Осторожно сняв перчатки, я протянул ему свои пораненные руки, чтобы он их осмотрел. Я не мог не вздрогнуть, когда он удалил с них припарку, наложенную старухой.

«Кожа содрана серьезно», констатировал старик, осторожно ощупывая мои разодранные ладони. «Ему нужно наложить свежую повязку». Старик сказал это рыжеволосой девушке. Она кивнула и стала подниматься вверх по лестнице.

«Я вытаскивал сержанта из пропасти со скалы на парашютных стропах, и в руках у меня скользил нейлон», сказал я ему. «Я не мог его выпустить, иначе он бы упал и разбился насмерть, это уж точно».

Рыжая вернулась, вручила отцу бинты и стала прочищать сержанту рану, прикладывая ватные тампоны, чем-то смоченные, по запаху, видимо, меркурохромом.

«Похоже, у вас был еще тот походик», заметила рыжая, и я почувствовал, что покраснел.

«Что это за мазь?» Старик тронул пальцем пасту, которой были покрыты мои ладони, и понюхал ее.

Я объяснил ему, что та пожилая женщина в горах была так добра, что наложила мне на руку какую-то припарку. Он восхищенно улыбнулся и сказал мне, что руки мои очень неплохо заживают, и, к моему удивлению и радости, я обнаружил, что это действительно так. Он стал меня расспрашивать об этом, и я описал ему снадобье, примененное этой старушкой, а он в ответ сказал мне, что изучал местные народные лекарственные средства, пока его исследования не были прерваны войной.

Закончив с моими руками, он вновь принялся за Ренфилда. При содействии девушки он зашил рану и очень профессионально перевязал сержанту голову. Что было значительно лучше по сравнению с моими любительскими усилиями.

«У вашего спутника тяжелая черепно-мозговая травма. Здесь мы ничего не сможем с этим поделать, и не думаю, что какая-либо местная больница или врач способны справиться с таким случаем. Но эта опасность гораздо меньше той, если он начнет петь свои серенады и скабрезные арии персоналу какой-нибудь румынской больницы на английском языке и таким образом раскроет свое происхождение. Он будет тут же арестован», сказал он. «Мой совет — оставить все как есть, и надеяться на лучшее. Он может сам собою выздороветь».

Тут, как по сигналу, Ренфилд вновь затянул свою песенку:

У страуса очень прикольный член,
И не часто он трахается этим своим фитилем,
Поэтому, когда он трахается, он сует его очень быстро,
Упиваясь радостями блуда.

К этому моменту новизна стерлась, и никто больше уже не смотрел в изумлении на сержанта. Но ему было все равно. Думаю, он пел только для собственного удовольствия.
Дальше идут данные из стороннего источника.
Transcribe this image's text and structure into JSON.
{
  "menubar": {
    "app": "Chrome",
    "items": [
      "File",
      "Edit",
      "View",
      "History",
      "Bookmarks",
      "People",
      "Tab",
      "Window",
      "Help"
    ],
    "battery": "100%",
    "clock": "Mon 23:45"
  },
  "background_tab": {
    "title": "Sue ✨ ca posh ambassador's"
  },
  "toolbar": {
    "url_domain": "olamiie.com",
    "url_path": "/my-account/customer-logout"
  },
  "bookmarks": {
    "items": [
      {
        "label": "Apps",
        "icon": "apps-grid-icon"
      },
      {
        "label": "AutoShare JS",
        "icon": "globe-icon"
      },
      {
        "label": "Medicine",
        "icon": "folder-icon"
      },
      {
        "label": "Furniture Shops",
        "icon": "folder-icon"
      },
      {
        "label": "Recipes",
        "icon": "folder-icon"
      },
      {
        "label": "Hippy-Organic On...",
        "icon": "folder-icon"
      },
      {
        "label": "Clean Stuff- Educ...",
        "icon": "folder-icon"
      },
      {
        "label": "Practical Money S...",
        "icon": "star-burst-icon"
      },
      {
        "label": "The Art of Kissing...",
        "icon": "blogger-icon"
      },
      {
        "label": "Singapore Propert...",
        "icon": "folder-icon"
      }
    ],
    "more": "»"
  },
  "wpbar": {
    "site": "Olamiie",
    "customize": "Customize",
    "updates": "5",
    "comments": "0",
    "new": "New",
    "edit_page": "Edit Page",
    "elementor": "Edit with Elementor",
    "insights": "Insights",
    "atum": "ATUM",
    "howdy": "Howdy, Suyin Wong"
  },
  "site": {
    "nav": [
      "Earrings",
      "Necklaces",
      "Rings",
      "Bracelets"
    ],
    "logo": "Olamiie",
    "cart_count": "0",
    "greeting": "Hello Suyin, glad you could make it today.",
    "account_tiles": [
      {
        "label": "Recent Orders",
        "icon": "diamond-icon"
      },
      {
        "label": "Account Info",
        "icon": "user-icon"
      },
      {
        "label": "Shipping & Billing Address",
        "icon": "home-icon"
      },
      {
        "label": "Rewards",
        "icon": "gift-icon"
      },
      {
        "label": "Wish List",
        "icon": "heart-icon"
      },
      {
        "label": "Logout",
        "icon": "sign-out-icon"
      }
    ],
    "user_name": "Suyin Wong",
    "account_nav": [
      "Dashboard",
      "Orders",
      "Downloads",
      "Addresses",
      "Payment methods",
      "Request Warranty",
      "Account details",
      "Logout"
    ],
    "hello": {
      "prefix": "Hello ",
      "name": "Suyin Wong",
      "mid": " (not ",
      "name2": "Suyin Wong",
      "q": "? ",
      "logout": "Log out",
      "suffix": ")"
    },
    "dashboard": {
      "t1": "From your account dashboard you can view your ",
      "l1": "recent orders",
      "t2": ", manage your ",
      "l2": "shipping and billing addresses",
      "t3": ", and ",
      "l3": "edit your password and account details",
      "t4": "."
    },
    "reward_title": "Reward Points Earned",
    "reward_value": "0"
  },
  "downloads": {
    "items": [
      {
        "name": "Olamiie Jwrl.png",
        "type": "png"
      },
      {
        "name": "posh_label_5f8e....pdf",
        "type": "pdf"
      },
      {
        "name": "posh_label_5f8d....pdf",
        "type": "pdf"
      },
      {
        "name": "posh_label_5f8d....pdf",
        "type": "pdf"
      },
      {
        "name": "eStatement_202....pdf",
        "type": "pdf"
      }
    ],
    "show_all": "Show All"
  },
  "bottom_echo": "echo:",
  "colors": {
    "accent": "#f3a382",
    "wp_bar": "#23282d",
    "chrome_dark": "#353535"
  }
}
Профессор переключил свое внимание на рану у меня на колене, полученную при падении в реку. Он не выказал ни малейшего отвращения, задирая мне штанину, всю в моче, и я был крайне благодарен ему за его такое профессиональное отношение. Он сказал мне, что нужно будет прочистить рану и, возможно, потребуется наложить несколько швов. И пообещал мне душ и смену одежды.

Голова у Ренфилда была вся забинтована, как у Тутанхамона, но он глядел на всех, радостно сияя улыбкой идиота.

Ну а ты по утрам тащишься от стояка
(Это мочевой пузырь давит на предстательную железу),
И у тебя нет женщины, так что дрочи вручную,
Упиваясь сладостным блудом.

К моему изумлению, профессор вместе с рыжей разразились громким хохотом на этой последней строфе, остальные тоже присоединились к общему смеху. И я тоже.

Старик повел нас вверх по лестнице, и по пути я попробовал задать вопросы относительно сегодняшнего вторжении эсэсовцев. Они подробно рассказали мне о событиях на брашовской площади, о массовом убийстве гражданского населения и о том, как мэр был пронзен штыками. Я был потрясен молчанием, воцарившимся после рассказа об этих варварских убийствах. Все погрузились в скорбную, мрачную тишину.

Зачастую это единственное, чем мы можем почтить умерших — почтительным скорбным молчанием. Но в случае с дочерью профессора все было совсем не так. Лицо ее помрачнело, и она тихо сказала: «Я убью их. Каждого из этих сволочей. Убью их всех».

Именно в этот момент я понял, что влюбился.

СОВЕРШЕННО СЕКРЕТНО
(Дипломатической почтой)

ДАТА: 25.4.41 КОМУ: ОБЕРГРУППЕНФЮРЕРУ СС РЕЙНХАРДУ ГЕЙДРИХУ.

ОТ: МАЙОРА СС ВАЛЬТРАУДА РЕЙКЕЛЯ.

Контроль над местным населением Брашова установлен. Румынские военные дали нам полный карт-бланш. Приступлено к искоренению структуры сопротивления. Задержание подозреваемых и использование различных методов допроса в конечном счете обеспечат и выход на их руководство.

Одновременно проведены публичные демонстрации нашей принципиальной позиции в отношении любых возможных актов мятежа.

Хайль Гитлер.

ИЗ ВОЕННОГО ДНЕВНИКА ДЖ. ХАРКЕРА
(Расшифрованная стенография)

27 АПРЕЛЯ 1941 ГОДА.

Эта эсэсовская сволочь, некто майор Рейкель, еще раз, и с еще б; льшим зверством, продемонстрировал свою жестокость в отношении преследований всех, кто связан с Сопротивлением.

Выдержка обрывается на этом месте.